Multiple unknowns are raised by this review. We listed the main gaps of knowledge in Table 2 with the corresponding research priorities. Two major priorities emerged: 1/ to determine the risk of TE complications in specific subgroups and thus stratify the risk of CHD, and 2/ to define the optimal preventive strategy. This kind of research requires large-scale studies implying international collaborations. Nevertheless, in such a heterogeneous ACHD population, we would need thousands of patients per defect. And we should include those patients within a limited period of time (< 5 years or so), to avoid trouble in evaluating patients from different era or treatment strategies. However, for outcome studies, we would need a long follow-up period, since the event rate is low. While large randomized-controlled trials are in most cases unrealistic in attempting to answers these questions, international collaborative multicenter cohort studies are feasible and should be encouraged. Alternatively, using artificial intelligence with machine learning algorithms trained on large datasets appears as a promising option in the ACHD population [94] (Fig. 1).
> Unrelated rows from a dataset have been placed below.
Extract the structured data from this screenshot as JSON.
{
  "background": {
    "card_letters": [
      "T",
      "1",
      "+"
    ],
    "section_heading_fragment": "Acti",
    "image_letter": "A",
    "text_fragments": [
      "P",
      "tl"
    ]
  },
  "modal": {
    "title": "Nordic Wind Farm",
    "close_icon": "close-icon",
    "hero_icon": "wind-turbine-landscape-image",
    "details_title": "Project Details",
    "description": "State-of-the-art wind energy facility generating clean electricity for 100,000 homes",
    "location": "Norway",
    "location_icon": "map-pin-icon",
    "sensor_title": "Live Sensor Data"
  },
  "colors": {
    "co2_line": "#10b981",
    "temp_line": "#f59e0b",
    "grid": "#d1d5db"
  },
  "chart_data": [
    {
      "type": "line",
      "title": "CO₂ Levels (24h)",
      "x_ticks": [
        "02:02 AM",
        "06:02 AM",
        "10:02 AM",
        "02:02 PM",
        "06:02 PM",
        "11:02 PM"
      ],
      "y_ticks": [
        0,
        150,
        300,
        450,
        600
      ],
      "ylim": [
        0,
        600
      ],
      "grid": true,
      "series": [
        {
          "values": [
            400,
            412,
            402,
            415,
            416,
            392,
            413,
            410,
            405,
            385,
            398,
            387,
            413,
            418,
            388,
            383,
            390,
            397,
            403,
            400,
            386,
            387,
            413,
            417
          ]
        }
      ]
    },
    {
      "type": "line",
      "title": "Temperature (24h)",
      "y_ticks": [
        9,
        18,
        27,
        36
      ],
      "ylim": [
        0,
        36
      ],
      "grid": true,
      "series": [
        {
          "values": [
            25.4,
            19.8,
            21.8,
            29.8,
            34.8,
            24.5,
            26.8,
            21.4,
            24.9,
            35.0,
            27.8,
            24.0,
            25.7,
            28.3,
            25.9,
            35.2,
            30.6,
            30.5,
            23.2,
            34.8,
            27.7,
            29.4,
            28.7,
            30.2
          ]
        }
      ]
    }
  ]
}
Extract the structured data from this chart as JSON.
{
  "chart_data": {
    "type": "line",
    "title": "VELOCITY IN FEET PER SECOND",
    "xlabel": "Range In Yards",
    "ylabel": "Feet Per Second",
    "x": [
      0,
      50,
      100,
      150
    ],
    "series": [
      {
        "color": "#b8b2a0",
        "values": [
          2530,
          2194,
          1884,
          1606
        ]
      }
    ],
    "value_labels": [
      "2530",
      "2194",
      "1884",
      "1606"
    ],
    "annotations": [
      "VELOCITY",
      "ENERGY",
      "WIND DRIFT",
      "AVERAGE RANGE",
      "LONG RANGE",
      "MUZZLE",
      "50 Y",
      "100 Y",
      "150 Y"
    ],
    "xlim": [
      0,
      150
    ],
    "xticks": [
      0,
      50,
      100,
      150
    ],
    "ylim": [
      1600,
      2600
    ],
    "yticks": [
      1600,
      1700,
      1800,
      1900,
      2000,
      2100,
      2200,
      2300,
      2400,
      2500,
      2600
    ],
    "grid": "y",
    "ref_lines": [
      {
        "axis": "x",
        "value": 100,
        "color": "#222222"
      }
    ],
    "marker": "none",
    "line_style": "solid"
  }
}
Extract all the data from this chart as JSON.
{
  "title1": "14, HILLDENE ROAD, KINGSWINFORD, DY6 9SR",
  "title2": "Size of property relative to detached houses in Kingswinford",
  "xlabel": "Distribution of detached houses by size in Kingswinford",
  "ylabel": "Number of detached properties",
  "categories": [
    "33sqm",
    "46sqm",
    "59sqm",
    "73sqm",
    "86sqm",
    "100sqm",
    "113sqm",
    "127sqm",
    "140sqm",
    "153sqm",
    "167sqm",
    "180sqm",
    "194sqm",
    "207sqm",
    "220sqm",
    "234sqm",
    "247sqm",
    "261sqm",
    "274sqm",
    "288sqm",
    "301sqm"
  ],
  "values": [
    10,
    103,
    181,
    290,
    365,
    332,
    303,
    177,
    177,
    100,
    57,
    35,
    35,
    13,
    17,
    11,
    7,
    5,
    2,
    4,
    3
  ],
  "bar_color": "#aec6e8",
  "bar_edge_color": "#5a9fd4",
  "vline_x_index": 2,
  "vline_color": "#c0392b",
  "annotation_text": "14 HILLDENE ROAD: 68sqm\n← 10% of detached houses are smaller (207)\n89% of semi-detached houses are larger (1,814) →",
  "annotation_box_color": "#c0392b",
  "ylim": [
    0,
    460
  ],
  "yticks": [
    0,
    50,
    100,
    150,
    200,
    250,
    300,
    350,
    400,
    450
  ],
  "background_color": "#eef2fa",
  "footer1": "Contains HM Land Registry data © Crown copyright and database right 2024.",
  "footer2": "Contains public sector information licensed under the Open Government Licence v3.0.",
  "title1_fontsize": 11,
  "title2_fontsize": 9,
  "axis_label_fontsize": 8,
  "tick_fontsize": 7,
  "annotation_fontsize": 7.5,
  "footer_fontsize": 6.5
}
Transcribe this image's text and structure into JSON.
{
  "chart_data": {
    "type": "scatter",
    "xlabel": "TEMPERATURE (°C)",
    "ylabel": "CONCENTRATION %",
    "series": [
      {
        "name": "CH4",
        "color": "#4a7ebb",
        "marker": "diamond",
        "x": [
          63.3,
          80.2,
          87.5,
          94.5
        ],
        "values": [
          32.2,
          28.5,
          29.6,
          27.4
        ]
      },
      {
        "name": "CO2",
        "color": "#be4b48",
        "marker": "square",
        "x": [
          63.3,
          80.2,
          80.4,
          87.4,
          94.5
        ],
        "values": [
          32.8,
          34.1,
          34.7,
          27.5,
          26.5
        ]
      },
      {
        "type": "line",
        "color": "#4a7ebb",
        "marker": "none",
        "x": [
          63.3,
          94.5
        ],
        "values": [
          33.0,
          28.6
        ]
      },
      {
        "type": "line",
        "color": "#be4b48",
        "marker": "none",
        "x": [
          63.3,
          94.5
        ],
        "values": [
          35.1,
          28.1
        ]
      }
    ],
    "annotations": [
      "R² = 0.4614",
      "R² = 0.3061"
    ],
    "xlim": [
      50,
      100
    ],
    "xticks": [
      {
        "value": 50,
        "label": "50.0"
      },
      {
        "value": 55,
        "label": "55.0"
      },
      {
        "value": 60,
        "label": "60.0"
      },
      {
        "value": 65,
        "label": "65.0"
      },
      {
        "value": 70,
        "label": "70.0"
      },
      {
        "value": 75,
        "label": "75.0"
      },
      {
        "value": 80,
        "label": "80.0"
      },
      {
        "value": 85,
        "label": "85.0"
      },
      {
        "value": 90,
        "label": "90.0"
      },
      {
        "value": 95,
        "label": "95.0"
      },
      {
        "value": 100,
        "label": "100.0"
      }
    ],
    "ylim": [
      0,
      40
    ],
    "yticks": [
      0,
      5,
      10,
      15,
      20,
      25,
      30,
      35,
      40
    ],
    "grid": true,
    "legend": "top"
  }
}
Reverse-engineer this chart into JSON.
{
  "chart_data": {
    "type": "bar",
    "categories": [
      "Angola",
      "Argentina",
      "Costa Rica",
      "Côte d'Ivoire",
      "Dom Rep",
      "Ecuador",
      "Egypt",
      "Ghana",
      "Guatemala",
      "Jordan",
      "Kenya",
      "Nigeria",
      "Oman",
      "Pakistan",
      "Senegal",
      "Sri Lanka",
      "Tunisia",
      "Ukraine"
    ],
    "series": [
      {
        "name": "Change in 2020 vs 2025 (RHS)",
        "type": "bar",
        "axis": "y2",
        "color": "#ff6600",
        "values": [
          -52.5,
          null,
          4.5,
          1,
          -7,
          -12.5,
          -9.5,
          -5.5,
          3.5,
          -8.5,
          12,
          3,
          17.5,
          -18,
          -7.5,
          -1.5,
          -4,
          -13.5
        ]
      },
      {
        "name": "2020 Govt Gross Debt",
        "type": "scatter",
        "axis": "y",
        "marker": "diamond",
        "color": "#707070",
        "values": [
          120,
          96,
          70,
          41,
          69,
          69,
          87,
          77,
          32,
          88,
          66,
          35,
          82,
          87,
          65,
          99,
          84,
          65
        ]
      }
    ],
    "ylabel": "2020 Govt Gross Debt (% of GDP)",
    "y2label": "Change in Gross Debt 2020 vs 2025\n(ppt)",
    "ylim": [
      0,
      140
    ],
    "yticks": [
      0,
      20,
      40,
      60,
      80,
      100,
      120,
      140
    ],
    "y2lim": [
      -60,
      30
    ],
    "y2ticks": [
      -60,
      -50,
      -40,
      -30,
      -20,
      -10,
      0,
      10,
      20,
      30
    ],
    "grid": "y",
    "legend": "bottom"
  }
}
Table 2 Gaps of knowledge and suggested corresponding research priorities

Pregnancy

Both CHD and pregnancy are prothrombotic conditions [95, 96]. Venous thromboembolism in pregnancy represents an important cause of maternal morbidity and mortality in developed countries, with an incidence of 0.5–2.2 per 1000 pregnancies [97]. In comparison, TE risk in CHD women is significantly increased during pregnancy. Among 3295 pregnant women with CHD included in the ROPAC registry over 10 years, the incidence of TE events was 1% [98]. This is partly explained by the complexity of the underlying cardiac defect. Women with a mechanical valve had the highest rate of TE complications with an incidence of valve thrombosis during pregnancy of 7% in ROPAC registry, which was lethal in 18% [98]. TE complications have also been reported in 4% of pregnant women with Fontan surgery [99], and pulmonary embolism was found as a main cause of death in Eisenmenger patients during postpartum [100]. However, none TE was reported in a contemporary observational study on 71 pregnancies in patients with cyanotic CHD [39]. Hemodynamic changes related to pregnancy can promote atrial arrhythmia which occurred in 2% of women from ROPAC [98]. This event was associated with an increase in maternal deaths partly attributable to thromboembolic complications [101]. Unfortunately, there is a paucity of high-quality evidence on the prevention and treatment of pregnancy-related VTE specifically in CHD patients, and the current recommendations are based on observational studies or evidence gathered from studies in the non-pregnant population. In the absence of randomized control trials, guidelines recommend to consider VKAs continuation in women with a mechanical valve when the VKA dose is low, with VKAs being the most effective regimen to prevent valve thrombosis during pregnancy, otherwise discontinue and replace VKAs with adjusted-dose UFH or LMWH. They recommend to consider LMWH prophylactic anticoagulation in high TE risk CHD such as patients with Fontan circulation or pulmonary hypertension and to apply the same rules in patients who experienced atrial arrhythmia as in non-pregnant patients [76].

Conclusion

TE are an important source of morbidity and mortality in CHD. Multiple and sometimes cumulative underlying conditions and interlaying factors, including arrhythmia, persistent shunt, intracardiac device, prosthetic valve, endocarditis, medical interventions, impaired hemostasis, or hypercoagulable states, are behind the risk. The highest-risk CHD such as Fontan circulation and cyanotic patients require peculiar attention. However, little is known about the optimal management and preventive strategies of TE in the CHD population, and a global risk score such as the CHADSVASC but including specificities of CHD complexity should be developed. Multicenter and prospective studies are imperatively needed to shed light on these complex issues.